I drifted back to the office, entered, found Mole scampering around in elf green, gleefully stringing lights, singing some old English carol called "The Hedgehog Song," the only line of which he knew was "the hedgehog cannot be buggered at all." Love the guy. We went to the lab and the Wines of Christmas:
First business is rectifying: When I wrote a recent piece about Thanksgiving touring, I'd ended the tour at "Lorane Valley." I'd meant to write Chateau Lorane. Sure, folks got there anyway and, no, I'm not their PR flak, but the place IS quite spiffy, perched above Lake Louise, and they DO make good wines. Cruise out, drop in. Try their honey mead, a traditional Christmas quaff if ever there was one. Wine-savvy folks also talk nice about the Chateau Lorane Marechal Foch Port, available at the winery.
Thinking parties and feasts, more turkey maybe? Two dry white wines would be welcome on the table or as host-gifts: Domaine de la Beaucassone 2005 Cotes du Rhone ($14), a blend of grapes from the south valleys of France, flavors complex but round, with notes of flowers, citrus, wood. Hard to go wrong, ever, with New Zealand whites: Saint Clair 2006 Marlborough Sauvignon Blanc ($16.50) is delish, bursting with tropical fruits and herbal tints, silky smooth and finely balanced, would match with seafood, Asian dishes, even bird.
Got a pinot-head on your list? Frantic end-of-term activities made us miss, but wine mavens we trust report that Domaine Drouhin 2005 Willamette Valley Pinot Noir rang the bells at a recent massive tasting, and it's bargain priced at only $40 "for a limited time." In the more approachable range, folks liked Dylan's Run 2003 Willamette Valley Pinot Noir ($16.50). These are Eugene neighbors out on Briggs Hill Road and they have committed the vineyard to sustainable practices (costly but Earth-friendly), and the wine is superb, still fresh, youthful, with complex berry flavors, good structure and finish.
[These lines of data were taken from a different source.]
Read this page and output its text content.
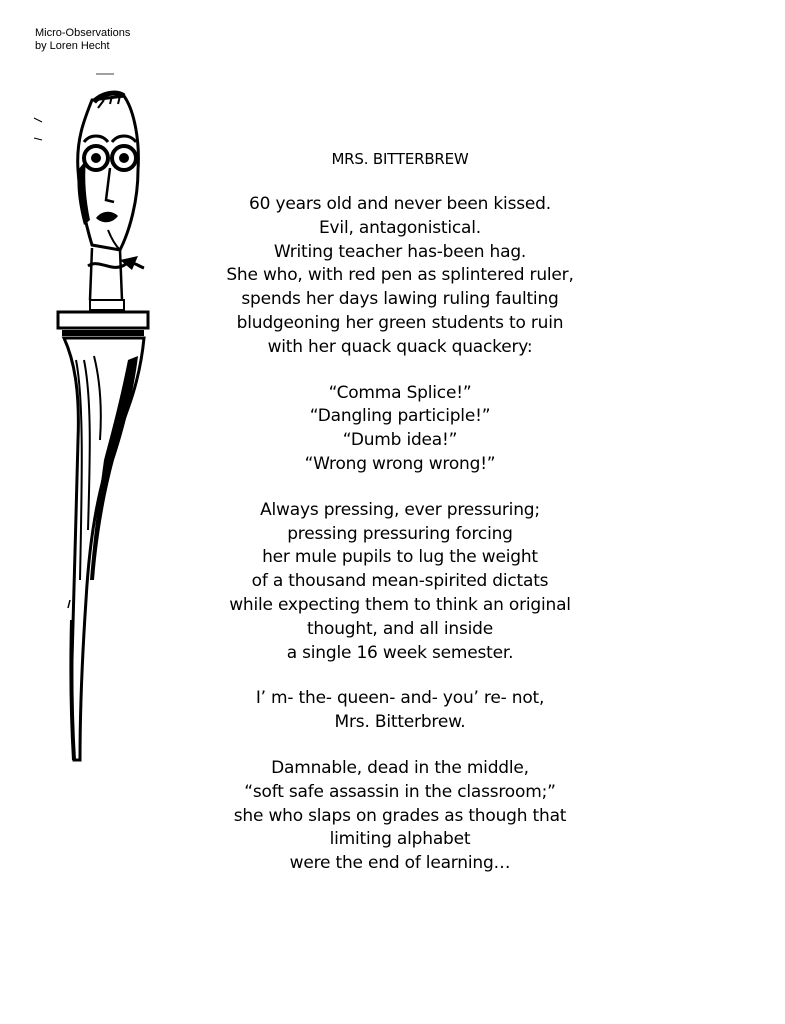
Micro-Observations
by Loren Hecht
MRS. BITTERBREW
60 years old and never been kissed.
Evil, antagonistical.
Writing teacher has-been hag.
She who, with red pen as splintered ruler,
spends her days lawing ruling faulting
bludgeoning her green students to ruin
with her quack quack quackery:
“Comma Splice!”
“Dangling participle!”
“Dumb idea!”
“Wrong wrong wrong!”
Always pressing, ever pressuring;
pressing pressuring forcing
her mule pupils to lug the weight
of a thousand mean-spirited dictats
while expecting them to think an original
thought, and all inside
a single 16 week semester.
I’ m- the- queen- and- you’ re- not,
Mrs. Bitterbrew.
Damnable, dead in the middle,
“soft safe assassin in the classroom;”
she who slaps on grades as though that
limiting alphabet
were the end of learning…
Ray Walsh, owner/winemaker for Capitello Wines, dropped in the other night and made us taste Wahle Vineyards and Cellars 2003 Willamette Valley Pinot Noir: very special, deeply layered in dark fruits and berries, underlying tones of smoky wood, top notes of cherries and roses, oh my. Turns out we can't have any more, but Wahle's 2005s are in the markets, with 2006 recently bottled and coming soon. Can't find 'em? Go on the web, wahlevineyardsandcellars.com, fill your cybercart.
Kat and I soiréed recently at Chez Mark and Denise Lyon, sipped through a couple dozen top-shelf California cabs, all from the '97 vintage, most ticked at prices that put them out of our reach, but some were benchmark wines, restored my lagging lust for Napa-cabs. If you're gifting a cab-fiend, look for reliable names — Caymus, Sterling, Silver Oak, Heitz — but steel your nerves for sticker shock. Pals Mike and Mary brought to dinner Rodney Strong 2003 Single Vineyard Alexander Valley Cabernet Sauvignon: classic flavors of dark berries, hint of mint, gobs of oak, rich and yummy, jacketed at 30 bux. Gulp.
Time to trip back into space. If I cross paths with Santa, I'll send him your way. Find me scanning Saturn's rings or galloping along the Horsehead Nebula. And happy new year to all y'all in the old Milky Way.